- Citi cut its Apple price target and lowered its iPhone sales estimates due to US-China trade risk.
- The firm’s adjustments follow a litany of other Wall Street analysts’ similarly cautious trade-war-related reports and broader concerns of China’s slowing economy.
- Apple shares have slumped 11% this month, and are trading at a two-month low.
- Watch Apple trade live.
Wall Street’s warnings about Apple‘s business in China are growing louder.
The technology giant’s iPhone sales could get cut in half during the second part of this year as a direct result of the escalated trade tensions between the US and China, according to a Sunday report from Citi.
That view prompted the bank to lower its estimates for iPhone sales in China for the remainder of 2019 and to trim its price target for the second time this year.
The bearish note follows a host of other Wall Street firms’ similarly stark warnings about Apple’s sales in the critical Chinese market. The fears underscore a broader concern about China’s economic slowdown.
While analysts have for months sounded off about Apple facing headwinds in China, the warnings have come quickly in recent weeks as the US-China trade war has escalated.
“We are proactively slashing our iPhone unit sales as we believe the US/China trade situation will result in a slowdown of Apple iPhone demand in China as China residents shift their purchasing preference to China national brands,” Citi analyst Jim Suva, who held his longtime “buy” rating, wrote in a client note.
“Our independent due diligence shows a less favorable brand image desire for iPhone which has very recently deteriorated.”
Suva cut his sales and earnings-per-share estimates, pointing to the fact that China represents 18% of Apple’s iPhone sales. While he had previously forecasted sales of nearly 14.5 million iPhones in the second half of this year, he now sees just over 7.2 million units sold. Suva also cut his 2020 estimates by roughly half.

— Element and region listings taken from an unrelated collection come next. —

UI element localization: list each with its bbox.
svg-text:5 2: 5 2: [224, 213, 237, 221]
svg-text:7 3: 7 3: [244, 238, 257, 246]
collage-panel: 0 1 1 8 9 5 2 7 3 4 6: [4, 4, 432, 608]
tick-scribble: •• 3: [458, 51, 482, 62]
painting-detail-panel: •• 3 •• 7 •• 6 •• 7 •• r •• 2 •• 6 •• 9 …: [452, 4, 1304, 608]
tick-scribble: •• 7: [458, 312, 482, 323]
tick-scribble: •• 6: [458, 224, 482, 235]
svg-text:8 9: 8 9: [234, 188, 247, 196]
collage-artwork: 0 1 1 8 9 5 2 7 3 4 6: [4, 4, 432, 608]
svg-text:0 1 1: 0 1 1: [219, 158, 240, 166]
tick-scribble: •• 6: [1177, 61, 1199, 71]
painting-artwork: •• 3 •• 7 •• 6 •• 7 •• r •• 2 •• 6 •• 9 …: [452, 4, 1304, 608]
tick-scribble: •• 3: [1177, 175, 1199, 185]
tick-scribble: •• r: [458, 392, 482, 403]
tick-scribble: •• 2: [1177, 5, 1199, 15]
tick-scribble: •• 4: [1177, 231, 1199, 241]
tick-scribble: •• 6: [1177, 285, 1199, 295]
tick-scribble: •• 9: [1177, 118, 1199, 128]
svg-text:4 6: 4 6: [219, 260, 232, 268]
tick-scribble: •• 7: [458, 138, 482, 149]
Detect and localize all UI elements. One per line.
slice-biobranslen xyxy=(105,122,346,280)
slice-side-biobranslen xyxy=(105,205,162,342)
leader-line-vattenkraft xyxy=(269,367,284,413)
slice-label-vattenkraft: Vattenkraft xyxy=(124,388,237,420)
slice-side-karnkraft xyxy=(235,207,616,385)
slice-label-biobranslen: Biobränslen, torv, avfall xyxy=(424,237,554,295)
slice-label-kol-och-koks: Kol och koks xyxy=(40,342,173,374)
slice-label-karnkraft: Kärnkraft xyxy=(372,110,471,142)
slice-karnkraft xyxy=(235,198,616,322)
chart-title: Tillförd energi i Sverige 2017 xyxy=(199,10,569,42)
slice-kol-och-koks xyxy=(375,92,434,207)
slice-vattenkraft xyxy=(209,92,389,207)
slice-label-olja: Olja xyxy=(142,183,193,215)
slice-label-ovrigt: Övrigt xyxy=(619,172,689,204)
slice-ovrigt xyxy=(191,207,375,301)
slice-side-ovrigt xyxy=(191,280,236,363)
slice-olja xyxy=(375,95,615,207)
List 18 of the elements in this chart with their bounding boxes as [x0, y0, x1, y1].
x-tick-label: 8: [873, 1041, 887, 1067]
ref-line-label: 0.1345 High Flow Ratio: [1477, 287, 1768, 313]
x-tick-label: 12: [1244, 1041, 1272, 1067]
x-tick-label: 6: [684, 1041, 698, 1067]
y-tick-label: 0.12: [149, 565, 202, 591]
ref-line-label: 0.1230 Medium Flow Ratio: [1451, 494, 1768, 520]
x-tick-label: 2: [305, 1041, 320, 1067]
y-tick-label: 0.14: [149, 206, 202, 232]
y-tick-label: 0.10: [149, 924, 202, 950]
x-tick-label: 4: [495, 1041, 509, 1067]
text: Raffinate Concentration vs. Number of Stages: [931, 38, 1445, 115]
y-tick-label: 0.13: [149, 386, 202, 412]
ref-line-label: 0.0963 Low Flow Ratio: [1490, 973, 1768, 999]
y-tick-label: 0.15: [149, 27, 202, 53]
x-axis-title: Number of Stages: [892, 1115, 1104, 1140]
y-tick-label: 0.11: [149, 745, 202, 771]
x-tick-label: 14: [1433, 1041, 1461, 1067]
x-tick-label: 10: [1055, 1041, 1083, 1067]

Earlier this month, the US exacerbated the trade war between the two economic powerhouses when it banned technology from the Chinese telecommunications company Huawei. The Commerce Department later said it would temporarily relax some of the restrictions.
Analysts fear China could retaliate against the US, hurting technology companies like Apple.
“Data through April shows Apple continued to gain market share of the smartphone installed base in China, however worsening trade tensions puts share gains in the rest of the June quarter into question,” Morgan Stanley said Sunday in a sweeping report on the state of Apple’s business in China.
- Morgan Stanley
“In the event Apple products are not given an exemption from the final round of tariffs on Chinese exports to the US, we see a 20-25% EPS hit in FY20 in the worst case scenario,” the Morgan Stanley analysts wrote.
UBS, for its part, said Apple could indirectly suffer from the US blacklisting Huawei.
“Negotiations between US/China are ongoing and an extension has been granted for some critical items, but we do think a nationalistic movement – similar to the one we saw at the time of the arrest of Huawei’s CFO in November – seems quite probable and would impact iPhone sales,” UBS analyst Tim Arcuri wrote.
Apple shares have fallen 11% this month, and trade near a two-month low near $178 a share.